Since it implemented the rule retroactively, 30% of the judges on the Supreme Court - 27 out of 72 - were suddenly forced into retirement before their terms were supposed to end.

That included Chief Justice Malgorzata Gersdorf, aged 65, who turned up to work the following morning flanked by supporters. She labelled the rule change a "purge" of the courts.

Protests were also staged in several Polish cities against the rule change, and Ms Gersdorf has continued to go to work in defiance of the government.

The Polish government, however, said the rule change was needed to make the court system more efficient, and to remove communist-era judges.

What case is the EU making?

In a statement, the European Commission said it was sending the case to the courts because Poland was "creating a risk of serious and irreparable damage to judicial independence in Poland, and therefore of the EU legal order".

A spokeswoman also cited harm to the principle of the "irremovability of judges".

As a result, Poland is failing to fulfil its obligations under the Treaty of European Union and the Charter of Fundamental Rights, she added.

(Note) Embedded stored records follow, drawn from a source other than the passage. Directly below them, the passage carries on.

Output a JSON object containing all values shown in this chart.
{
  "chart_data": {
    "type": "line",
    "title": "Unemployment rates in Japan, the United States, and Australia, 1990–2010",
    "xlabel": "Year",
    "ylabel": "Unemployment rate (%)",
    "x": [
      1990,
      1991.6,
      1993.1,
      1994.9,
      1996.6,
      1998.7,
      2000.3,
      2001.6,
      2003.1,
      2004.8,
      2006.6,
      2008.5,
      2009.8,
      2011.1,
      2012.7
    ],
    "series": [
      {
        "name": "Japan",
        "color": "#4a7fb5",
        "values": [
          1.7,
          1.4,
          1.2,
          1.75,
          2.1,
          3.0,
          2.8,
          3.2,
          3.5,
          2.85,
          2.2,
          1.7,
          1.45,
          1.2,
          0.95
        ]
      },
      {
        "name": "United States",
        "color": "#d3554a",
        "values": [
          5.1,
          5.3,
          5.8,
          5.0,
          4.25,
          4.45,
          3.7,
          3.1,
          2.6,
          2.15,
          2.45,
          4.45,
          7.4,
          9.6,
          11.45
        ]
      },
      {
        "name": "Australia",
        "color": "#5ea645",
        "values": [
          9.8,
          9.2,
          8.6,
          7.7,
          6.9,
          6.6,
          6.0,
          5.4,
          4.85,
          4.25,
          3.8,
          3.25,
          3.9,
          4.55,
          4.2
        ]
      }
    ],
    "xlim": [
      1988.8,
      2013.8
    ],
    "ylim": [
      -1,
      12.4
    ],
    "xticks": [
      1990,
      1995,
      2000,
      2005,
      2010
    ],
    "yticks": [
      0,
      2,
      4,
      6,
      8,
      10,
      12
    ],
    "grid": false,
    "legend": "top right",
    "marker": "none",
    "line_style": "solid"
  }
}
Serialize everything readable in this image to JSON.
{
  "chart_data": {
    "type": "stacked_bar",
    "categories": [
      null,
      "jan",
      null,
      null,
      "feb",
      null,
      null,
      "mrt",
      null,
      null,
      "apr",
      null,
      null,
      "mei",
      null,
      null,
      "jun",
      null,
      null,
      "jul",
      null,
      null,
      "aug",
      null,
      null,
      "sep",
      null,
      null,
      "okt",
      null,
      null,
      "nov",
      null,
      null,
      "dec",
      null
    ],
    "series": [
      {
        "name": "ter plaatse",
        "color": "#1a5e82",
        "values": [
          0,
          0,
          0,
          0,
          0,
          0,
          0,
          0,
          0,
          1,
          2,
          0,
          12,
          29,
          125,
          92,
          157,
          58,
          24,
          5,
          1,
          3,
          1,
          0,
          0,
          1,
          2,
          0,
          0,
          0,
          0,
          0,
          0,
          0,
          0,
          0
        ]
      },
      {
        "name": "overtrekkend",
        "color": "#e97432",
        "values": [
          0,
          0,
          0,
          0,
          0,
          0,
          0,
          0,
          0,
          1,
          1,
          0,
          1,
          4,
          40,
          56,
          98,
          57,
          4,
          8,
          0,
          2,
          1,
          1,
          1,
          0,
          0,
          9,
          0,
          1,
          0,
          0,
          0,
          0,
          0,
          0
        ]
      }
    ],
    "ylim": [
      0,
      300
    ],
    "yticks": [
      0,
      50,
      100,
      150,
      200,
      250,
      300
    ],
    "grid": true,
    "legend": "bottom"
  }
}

The commission wants the court to issue an interim order, requiring Poland to revert to the old system, and has asked the ECJ to fast-track the case - indications of how seriously it views the matter.

Previous negotiations between the European and national authorities have ended in a deadlock, with Poland steadfastly rejecting the commission's concerns.

Polish Senate speaker, Stanislaw Karczewski, said the referral to the ECJ was entirely expected, and he was confident the commission's complaint would not be upheld.

"The Polish government has very strong, substantive, legal arguments that will be presented," he said, adding that Poland had always respected the court's judgements.